A small Turgo runner made by Joseph Hartvigsen for use in a microhydro system.
Turgo runner blades and water jet.
A Turgo turbine is a type of impulse turbine that is similar to Pelton turbine but can handle higher flow rates although it is somewhat less efficient. The runner (wheel) of a Turgo turbine is like a Pelton wheel sliced in half. The incoming jet of water strikes the plane of the runner on one side – usually at an angle of about 20° – and exits on the other. The fact that the incoming and outgoing jets don't interfere (as they do in the case of the Pelton turbine) means that the Turgo wheel can handle a higher flow rate. Also, because the Turgo runner is effectively a Pelton runner split down the middle it can generate the same power as a Pelton wheel with twice the diameter and thus has twice the specific speed of the Pelton.
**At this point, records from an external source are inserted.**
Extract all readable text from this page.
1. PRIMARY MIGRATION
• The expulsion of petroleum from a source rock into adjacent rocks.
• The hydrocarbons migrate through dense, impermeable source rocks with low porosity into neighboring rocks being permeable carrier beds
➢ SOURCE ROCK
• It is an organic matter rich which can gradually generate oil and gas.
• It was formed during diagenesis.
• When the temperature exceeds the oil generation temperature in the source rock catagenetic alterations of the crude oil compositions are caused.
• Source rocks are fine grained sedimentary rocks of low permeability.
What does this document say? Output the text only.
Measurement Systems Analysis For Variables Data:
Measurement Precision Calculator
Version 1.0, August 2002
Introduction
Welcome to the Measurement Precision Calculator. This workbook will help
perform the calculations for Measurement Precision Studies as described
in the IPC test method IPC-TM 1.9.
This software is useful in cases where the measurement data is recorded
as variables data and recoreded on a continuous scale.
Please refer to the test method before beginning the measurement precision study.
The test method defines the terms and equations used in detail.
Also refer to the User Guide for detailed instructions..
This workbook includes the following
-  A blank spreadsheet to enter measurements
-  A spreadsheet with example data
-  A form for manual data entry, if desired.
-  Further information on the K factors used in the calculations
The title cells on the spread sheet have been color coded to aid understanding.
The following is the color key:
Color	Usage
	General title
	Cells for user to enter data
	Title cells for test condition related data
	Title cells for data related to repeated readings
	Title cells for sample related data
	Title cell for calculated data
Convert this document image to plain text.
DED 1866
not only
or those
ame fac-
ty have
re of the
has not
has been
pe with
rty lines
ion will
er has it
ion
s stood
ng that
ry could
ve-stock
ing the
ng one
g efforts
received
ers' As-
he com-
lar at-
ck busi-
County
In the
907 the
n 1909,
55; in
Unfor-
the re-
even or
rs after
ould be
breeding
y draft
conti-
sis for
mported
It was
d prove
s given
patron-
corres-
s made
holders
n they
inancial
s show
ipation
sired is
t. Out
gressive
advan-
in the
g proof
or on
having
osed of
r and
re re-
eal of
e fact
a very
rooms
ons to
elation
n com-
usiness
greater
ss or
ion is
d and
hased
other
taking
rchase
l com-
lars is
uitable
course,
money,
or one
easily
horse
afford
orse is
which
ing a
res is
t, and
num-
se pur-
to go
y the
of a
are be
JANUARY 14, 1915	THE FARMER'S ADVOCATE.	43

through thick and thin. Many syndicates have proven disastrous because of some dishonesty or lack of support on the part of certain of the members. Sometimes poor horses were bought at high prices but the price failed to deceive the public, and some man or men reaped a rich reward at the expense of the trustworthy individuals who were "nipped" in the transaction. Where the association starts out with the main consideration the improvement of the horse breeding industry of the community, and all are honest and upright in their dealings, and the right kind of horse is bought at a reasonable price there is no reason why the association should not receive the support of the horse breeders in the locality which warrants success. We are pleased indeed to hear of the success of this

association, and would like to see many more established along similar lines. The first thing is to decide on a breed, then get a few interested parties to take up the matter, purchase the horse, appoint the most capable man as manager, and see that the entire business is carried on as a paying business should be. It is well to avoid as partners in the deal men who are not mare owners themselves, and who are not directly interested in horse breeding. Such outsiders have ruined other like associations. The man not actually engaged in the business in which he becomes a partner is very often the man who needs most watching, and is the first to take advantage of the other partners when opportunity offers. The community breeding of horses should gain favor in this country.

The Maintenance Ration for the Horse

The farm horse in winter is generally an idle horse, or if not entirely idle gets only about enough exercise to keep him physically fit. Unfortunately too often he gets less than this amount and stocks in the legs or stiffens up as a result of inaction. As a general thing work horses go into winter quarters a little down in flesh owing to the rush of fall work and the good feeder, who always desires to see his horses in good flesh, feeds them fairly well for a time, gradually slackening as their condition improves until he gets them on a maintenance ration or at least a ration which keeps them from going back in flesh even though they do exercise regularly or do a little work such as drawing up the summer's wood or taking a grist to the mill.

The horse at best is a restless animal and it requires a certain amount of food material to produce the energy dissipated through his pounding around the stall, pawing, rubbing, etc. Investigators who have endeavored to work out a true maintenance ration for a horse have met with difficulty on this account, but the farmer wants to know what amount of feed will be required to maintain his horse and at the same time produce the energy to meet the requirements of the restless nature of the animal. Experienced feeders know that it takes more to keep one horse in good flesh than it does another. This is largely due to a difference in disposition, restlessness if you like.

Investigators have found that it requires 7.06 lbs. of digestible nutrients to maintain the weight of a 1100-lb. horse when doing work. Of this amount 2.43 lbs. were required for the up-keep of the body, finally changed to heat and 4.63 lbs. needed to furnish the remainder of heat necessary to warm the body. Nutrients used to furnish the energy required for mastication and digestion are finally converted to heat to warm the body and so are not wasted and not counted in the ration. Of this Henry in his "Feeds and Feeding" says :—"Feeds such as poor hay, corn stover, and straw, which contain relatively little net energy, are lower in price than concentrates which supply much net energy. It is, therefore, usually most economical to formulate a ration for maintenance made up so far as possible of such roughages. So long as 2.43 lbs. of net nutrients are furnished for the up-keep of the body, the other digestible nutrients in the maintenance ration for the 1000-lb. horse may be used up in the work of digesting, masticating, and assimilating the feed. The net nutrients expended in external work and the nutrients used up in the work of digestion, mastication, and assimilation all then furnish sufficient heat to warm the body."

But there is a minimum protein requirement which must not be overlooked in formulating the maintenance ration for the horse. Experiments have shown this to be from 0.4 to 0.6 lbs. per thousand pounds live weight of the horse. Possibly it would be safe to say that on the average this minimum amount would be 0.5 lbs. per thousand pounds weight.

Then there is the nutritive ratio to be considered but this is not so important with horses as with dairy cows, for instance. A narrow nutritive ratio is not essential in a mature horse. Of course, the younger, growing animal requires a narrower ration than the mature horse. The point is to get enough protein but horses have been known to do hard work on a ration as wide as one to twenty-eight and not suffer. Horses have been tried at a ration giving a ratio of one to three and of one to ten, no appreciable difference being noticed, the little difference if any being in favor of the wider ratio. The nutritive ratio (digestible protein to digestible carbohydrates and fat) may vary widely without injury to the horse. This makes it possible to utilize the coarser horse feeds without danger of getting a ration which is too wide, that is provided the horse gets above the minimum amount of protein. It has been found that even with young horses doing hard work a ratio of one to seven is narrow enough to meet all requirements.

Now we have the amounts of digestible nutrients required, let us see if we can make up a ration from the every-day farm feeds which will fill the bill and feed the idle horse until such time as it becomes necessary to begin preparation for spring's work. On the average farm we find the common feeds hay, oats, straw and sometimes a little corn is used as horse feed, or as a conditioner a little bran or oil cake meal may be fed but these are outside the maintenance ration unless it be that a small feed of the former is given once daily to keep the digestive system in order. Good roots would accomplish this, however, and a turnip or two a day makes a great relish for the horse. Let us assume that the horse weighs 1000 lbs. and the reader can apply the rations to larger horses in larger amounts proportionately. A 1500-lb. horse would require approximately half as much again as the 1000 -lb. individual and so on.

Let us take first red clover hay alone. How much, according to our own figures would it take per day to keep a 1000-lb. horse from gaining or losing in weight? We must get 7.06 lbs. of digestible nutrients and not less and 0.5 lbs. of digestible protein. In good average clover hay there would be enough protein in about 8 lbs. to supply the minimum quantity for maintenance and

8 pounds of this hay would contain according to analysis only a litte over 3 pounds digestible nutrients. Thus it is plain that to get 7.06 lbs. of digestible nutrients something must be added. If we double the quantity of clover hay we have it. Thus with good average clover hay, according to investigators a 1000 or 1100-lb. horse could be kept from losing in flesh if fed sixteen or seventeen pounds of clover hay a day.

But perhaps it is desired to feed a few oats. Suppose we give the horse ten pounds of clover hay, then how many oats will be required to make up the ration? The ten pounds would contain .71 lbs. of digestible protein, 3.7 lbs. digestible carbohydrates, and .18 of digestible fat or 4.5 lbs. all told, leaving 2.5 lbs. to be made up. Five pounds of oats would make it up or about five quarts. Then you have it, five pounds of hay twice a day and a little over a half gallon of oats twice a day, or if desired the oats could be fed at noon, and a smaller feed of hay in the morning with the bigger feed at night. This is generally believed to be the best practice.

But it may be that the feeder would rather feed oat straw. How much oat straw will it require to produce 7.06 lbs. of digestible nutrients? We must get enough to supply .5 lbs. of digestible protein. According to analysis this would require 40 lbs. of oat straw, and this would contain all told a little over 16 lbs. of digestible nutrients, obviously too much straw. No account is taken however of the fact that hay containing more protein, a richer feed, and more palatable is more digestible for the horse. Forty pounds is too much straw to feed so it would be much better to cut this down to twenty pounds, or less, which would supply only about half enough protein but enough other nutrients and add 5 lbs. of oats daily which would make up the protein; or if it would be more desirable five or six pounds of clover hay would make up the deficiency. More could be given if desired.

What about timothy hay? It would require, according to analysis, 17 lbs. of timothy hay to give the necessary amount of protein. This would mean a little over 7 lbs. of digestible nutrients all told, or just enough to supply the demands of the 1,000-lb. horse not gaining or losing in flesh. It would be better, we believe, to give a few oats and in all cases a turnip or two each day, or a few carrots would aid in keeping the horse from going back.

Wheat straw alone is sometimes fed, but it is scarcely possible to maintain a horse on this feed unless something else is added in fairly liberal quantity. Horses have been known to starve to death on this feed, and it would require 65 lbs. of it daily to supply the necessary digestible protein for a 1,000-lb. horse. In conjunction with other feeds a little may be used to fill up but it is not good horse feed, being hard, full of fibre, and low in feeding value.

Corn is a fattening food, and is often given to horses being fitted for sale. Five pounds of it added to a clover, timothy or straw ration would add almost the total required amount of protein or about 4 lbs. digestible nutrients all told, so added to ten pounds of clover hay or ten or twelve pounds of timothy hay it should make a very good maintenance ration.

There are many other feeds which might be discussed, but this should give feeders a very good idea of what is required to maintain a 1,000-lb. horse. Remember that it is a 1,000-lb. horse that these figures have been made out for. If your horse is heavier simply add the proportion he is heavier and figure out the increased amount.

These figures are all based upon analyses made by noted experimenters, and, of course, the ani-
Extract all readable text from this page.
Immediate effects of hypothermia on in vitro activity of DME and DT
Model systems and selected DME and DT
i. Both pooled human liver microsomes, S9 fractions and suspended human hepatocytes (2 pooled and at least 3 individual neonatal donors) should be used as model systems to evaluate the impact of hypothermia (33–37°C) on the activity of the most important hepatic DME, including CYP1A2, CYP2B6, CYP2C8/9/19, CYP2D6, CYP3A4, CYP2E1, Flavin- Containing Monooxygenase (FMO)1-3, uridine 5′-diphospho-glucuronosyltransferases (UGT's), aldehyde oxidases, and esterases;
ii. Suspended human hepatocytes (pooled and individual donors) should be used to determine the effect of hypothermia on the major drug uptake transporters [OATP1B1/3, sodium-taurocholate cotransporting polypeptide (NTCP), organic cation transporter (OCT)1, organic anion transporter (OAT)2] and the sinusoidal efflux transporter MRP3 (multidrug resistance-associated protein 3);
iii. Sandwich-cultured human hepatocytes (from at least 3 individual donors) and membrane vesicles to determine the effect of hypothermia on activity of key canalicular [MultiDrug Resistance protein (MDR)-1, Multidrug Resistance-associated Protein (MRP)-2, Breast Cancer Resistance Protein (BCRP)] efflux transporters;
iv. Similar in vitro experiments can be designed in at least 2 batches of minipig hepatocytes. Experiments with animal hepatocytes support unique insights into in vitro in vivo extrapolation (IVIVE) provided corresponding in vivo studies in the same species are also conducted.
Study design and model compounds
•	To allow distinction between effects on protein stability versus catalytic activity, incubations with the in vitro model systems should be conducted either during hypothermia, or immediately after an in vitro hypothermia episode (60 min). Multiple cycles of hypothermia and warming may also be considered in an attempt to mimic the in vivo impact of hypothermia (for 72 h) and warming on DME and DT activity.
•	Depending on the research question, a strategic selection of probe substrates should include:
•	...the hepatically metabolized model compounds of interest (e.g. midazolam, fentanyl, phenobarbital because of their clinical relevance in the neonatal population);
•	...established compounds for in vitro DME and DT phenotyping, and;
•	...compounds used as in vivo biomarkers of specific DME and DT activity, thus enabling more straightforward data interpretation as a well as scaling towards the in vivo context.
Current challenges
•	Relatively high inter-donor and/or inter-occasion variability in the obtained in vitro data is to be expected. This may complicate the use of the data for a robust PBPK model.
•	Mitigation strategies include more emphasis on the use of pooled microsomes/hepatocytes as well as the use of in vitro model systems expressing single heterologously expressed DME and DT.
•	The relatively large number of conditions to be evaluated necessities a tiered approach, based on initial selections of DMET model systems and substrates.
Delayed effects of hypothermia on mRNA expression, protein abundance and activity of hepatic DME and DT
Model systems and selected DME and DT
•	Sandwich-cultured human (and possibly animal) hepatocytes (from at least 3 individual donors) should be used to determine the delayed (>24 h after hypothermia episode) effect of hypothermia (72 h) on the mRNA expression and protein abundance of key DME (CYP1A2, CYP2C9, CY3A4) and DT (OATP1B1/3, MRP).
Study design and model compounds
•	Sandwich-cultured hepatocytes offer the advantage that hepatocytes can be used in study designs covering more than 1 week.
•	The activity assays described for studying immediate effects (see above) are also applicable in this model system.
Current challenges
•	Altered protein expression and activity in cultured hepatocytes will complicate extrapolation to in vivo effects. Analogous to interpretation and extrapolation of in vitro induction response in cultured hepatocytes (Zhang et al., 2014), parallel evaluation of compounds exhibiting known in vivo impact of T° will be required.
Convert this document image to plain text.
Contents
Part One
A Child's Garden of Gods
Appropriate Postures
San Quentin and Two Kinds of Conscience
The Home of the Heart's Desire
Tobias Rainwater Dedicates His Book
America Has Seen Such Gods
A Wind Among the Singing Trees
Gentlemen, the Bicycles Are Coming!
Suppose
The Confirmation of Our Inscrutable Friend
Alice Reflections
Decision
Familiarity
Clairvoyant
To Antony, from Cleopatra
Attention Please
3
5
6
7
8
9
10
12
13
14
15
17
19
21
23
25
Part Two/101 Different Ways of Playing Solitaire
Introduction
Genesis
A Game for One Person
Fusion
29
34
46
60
On the other hand, a Turgo runner is more difficult to make than a Pelton and the vanes of the runner are not as sturdy as Pelton buckets.
With their smaller, faster spinning runners, Turgo turbines can sometimes be connected directly to a generator rather than needing an expensive speed-increasing transmission.
Turgos operate in a head range where the Pelton and Francis turbines overlap. Although there are many large Turgo installations, they are especially also popular for microhydro power applications.